Siyasette bahar havası

Kemal Kılıçdaroğlu, 15 Temmuz darbe girişiminin ardından iktidarla diyaloğu tümden kesmişti. CHP'yi siyasi zeminin dışına çıkaran bu karar, aslında FETÖ'ye karşı alınan tedbirlere bir tepki ve misilleme niteliği taşıyordu. Kılıçdaroğlu, 8 yıl boyunca bu katı tutumunu sürdürdü.

"Değişim" iddiasıyla CHP'de yönetime gelen Özgür Özel, 31 Mart seçimlerinin hemen ardından Cumhurbaşkanı Erdoğan'dan randevu isteyerek Kılıçdaroğlu'nun siyasi kutuplaşmayı derinleştiren bu yaklaşımına son verdi.

Özgür Özel, Cumhurbaşkanı Erdoğan ile yaptığı görüşmenin ardından dün de MHP lideri Devlet Bahçeli'yle görüşerek 8 yıl aradan sonra CHP'yi rasyonel zemine geri döndürdü.

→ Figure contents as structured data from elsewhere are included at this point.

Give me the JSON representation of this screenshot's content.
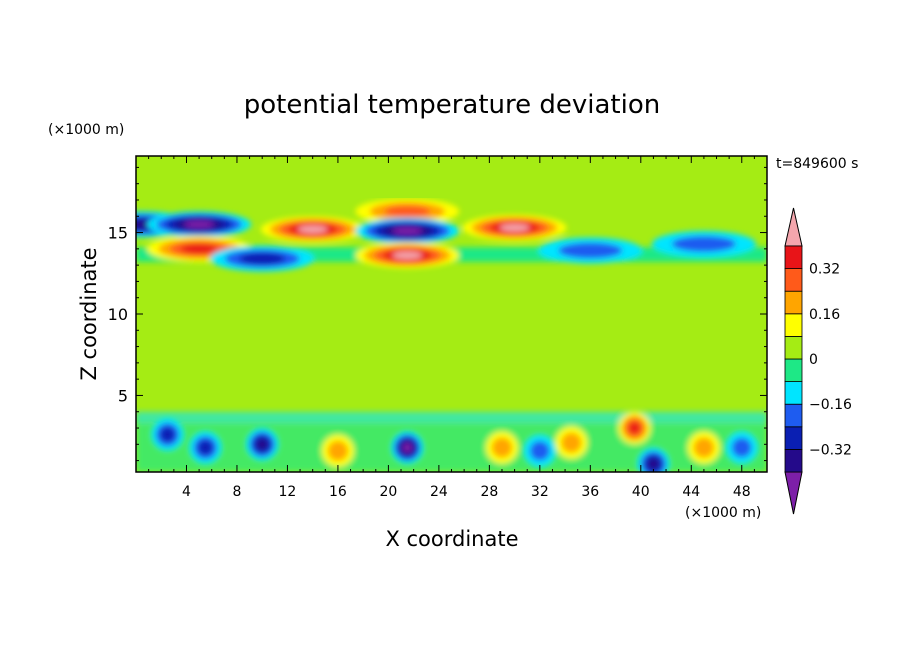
{
  "chart_data": {
    "type": "contour",
    "title": "potential temperature deviation",
    "xlabel": "X coordinate",
    "ylabel": "Z coordinate",
    "x_unit": "(×1000 m)",
    "y_unit": "(×1000 m)",
    "time_label": "t=849600 s",
    "xlim": [
      0,
      50
    ],
    "ylim": [
      0.3,
      19.7
    ],
    "x_ticks": [
      4,
      8,
      12,
      16,
      20,
      24,
      28,
      32,
      36,
      40,
      44,
      48
    ],
    "y_ticks": [
      5,
      10,
      15
    ],
    "colorbar": {
      "ticks": [
        "0.32",
        "0.16",
        "0",
        "−0.16",
        "−0.32"
      ],
      "tick_values": [
        0.32,
        0.16,
        0,
        -0.16,
        -0.32
      ],
      "levels": [
        -0.4,
        -0.32,
        -0.24,
        -0.16,
        -0.08,
        0,
        0.08,
        0.16,
        0.24,
        0.32,
        0.4
      ],
      "colors": [
        "#7d1fa8",
        "#240a8a",
        "#0a1fb2",
        "#1e5cf0",
        "#00e5ff",
        "#1ee886",
        "#a5ec14",
        "#ffff00",
        "#ffa500",
        "#ff5a1a",
        "#e81418",
        "#f4a6ad"
      ]
    },
    "features": [
      {
        "x": 0.5,
        "z": 15.5,
        "value": -0.36
      },
      {
        "x": 5,
        "z": 15.5,
        "value": -0.4
      },
      {
        "x": 5,
        "z": 14,
        "value": 0.36
      },
      {
        "x": 14,
        "z": 15.2,
        "value": 0.42
      },
      {
        "x": 21.5,
        "z": 16.3,
        "value": 0.3
      },
      {
        "x": 21.5,
        "z": 15.1,
        "value": -0.42
      },
      {
        "x": 21.5,
        "z": 13.6,
        "value": 0.42
      },
      {
        "x": 30,
        "z": 15.3,
        "value": 0.42
      },
      {
        "x": 36,
        "z": 13.9,
        "value": -0.22
      },
      {
        "x": 45,
        "z": 14.3,
        "value": -0.2
      },
      {
        "x": 10,
        "z": 13.4,
        "value": -0.24
      },
      {
        "x": 2.5,
        "z": 2.6,
        "value": -0.3
      },
      {
        "x": 5.5,
        "z": 1.8,
        "value": -0.28
      },
      {
        "x": 10,
        "z": 2.0,
        "value": -0.36
      },
      {
        "x": 16,
        "z": 1.6,
        "value": 0.22
      },
      {
        "x": 21.5,
        "z": 1.8,
        "value": -0.4
      },
      {
        "x": 29,
        "z": 1.8,
        "value": 0.2
      },
      {
        "x": 32,
        "z": 1.6,
        "value": -0.16
      },
      {
        "x": 34.5,
        "z": 2.1,
        "value": 0.2
      },
      {
        "x": 39.5,
        "z": 3.0,
        "value": 0.36
      },
      {
        "x": 41,
        "z": 0.8,
        "value": -0.34
      },
      {
        "x": 45,
        "z": 1.8,
        "value": 0.22
      },
      {
        "x": 48,
        "z": 1.8,
        "value": -0.18
      }
    ]
  }
}
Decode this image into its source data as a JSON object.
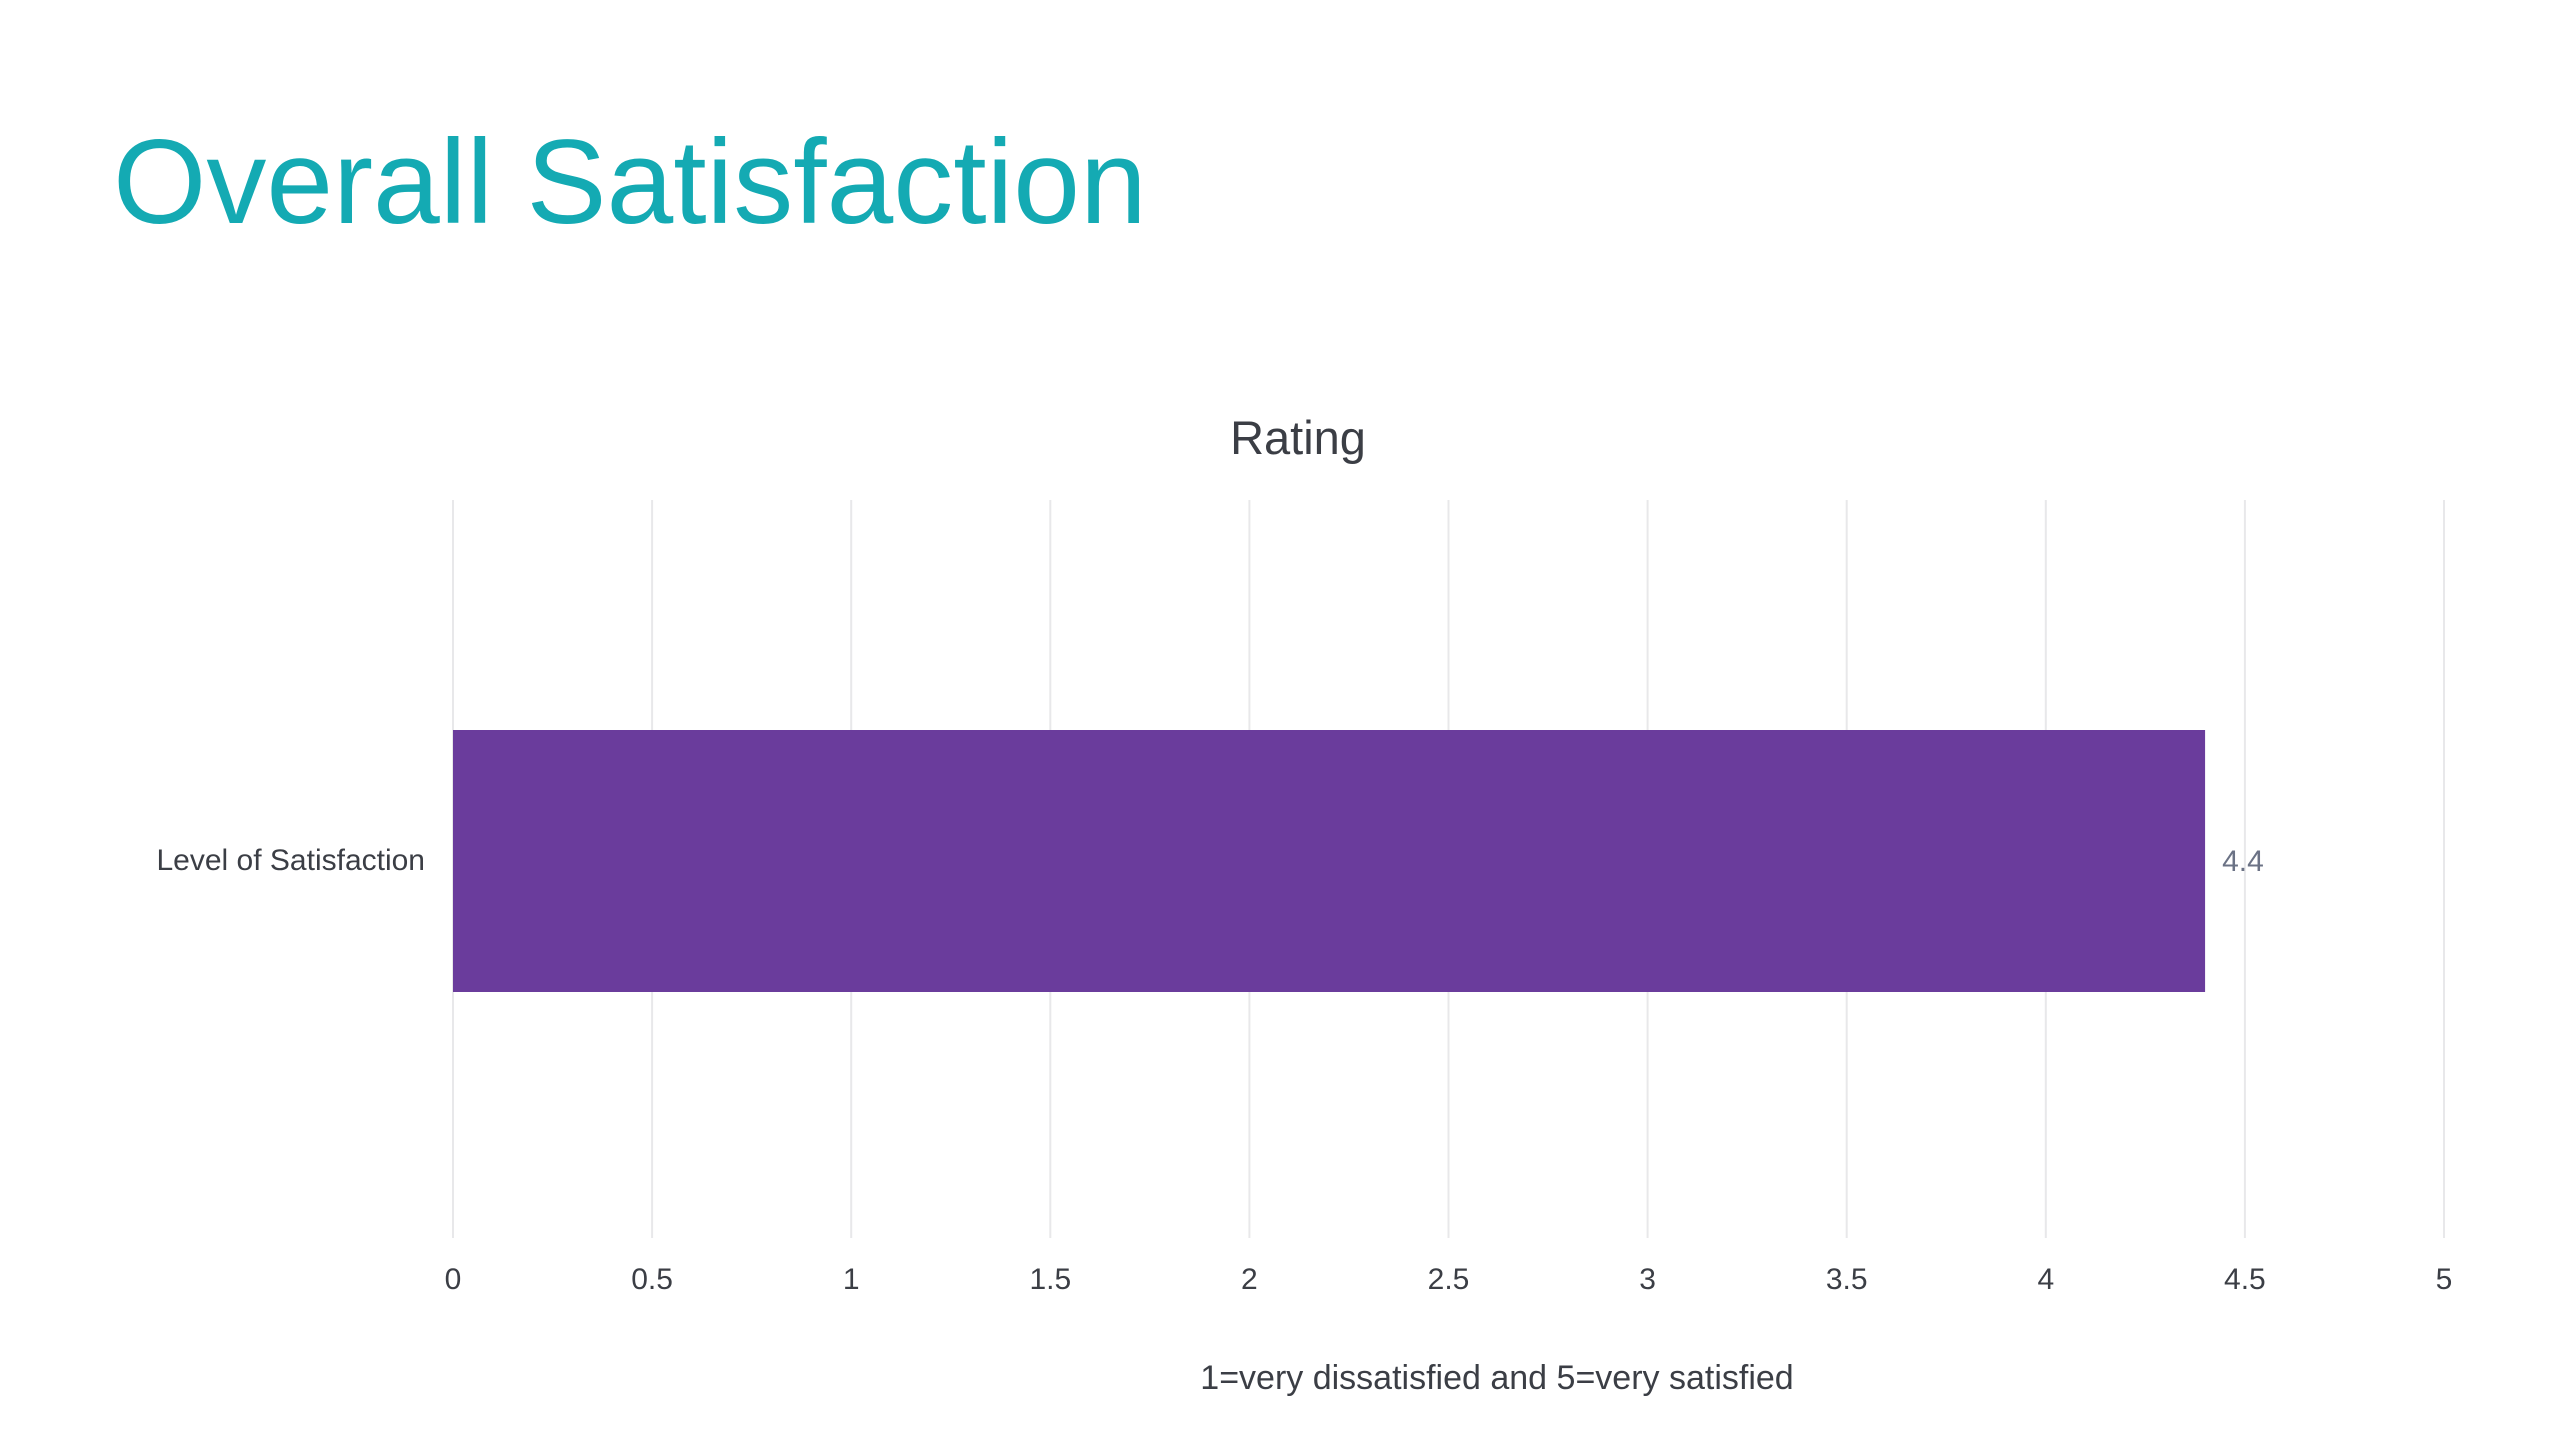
{
  "slide": {
    "title": "Overall Satisfaction"
  },
  "colors": {
    "title": "#14aab3",
    "bar": "#6a3c9c",
    "text": "#3b3e45",
    "data_label": "#6b7285",
    "grid": "#e8e8ea"
  },
  "chart_data": {
    "type": "bar",
    "orientation": "horizontal",
    "title": "Rating",
    "categories": [
      "Level of Satisfaction"
    ],
    "values": [
      4.4
    ],
    "data_labels": [
      "4.4"
    ],
    "xlabel": "1=very dissatisfied and 5=very satisfied",
    "ylabel": "",
    "xlim": [
      0,
      5
    ],
    "xticks": [
      "0",
      "0.5",
      "1",
      "1.5",
      "2",
      "2.5",
      "3",
      "3.5",
      "4",
      "4.5",
      "5"
    ],
    "grid": true,
    "legend": "none"
  }
}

Siyasetteki bu yumuşama havası kamuoyunda son derece olumlu karşılandı. Türkiye'nin bu yumuşama havasına ihtiyaç duyduğundan şüphe etmiyorum.

Fakat...

Siyasetteki bu iklim değişikliğinin tartışılması gereken farklı yönleri de var. Özgür Özel'in randevu talebi gündeme gelir gelmez Erdoğan'ın önüne "ödev" mahiyetinde "Osman Kavala, Can Atalay, Selahattin Demirtaş serbest bırakılsın" şartı getirmek de neyin nesi Özgür Özel'in görüşme sırasında masaya konulmak üzere beraberinde getirdiği dosyada bu konuların veya bu başlıkların olması bir nebze normal görülebilir; ancak, hükümete yakın bazı bürokratik-medyatik çevrelerin "yeni deliller bulalım, yoksa da üretelim, Kavala'yı serbest bırakalım" tavırları soğukkanlı olmaktan uzak ve yanlış. Ayrıca, 31 Mart seçim sonuçlarından dolayı paniğe kapılmış, korkuya düşmüş bir ruh halini yansıtıyor.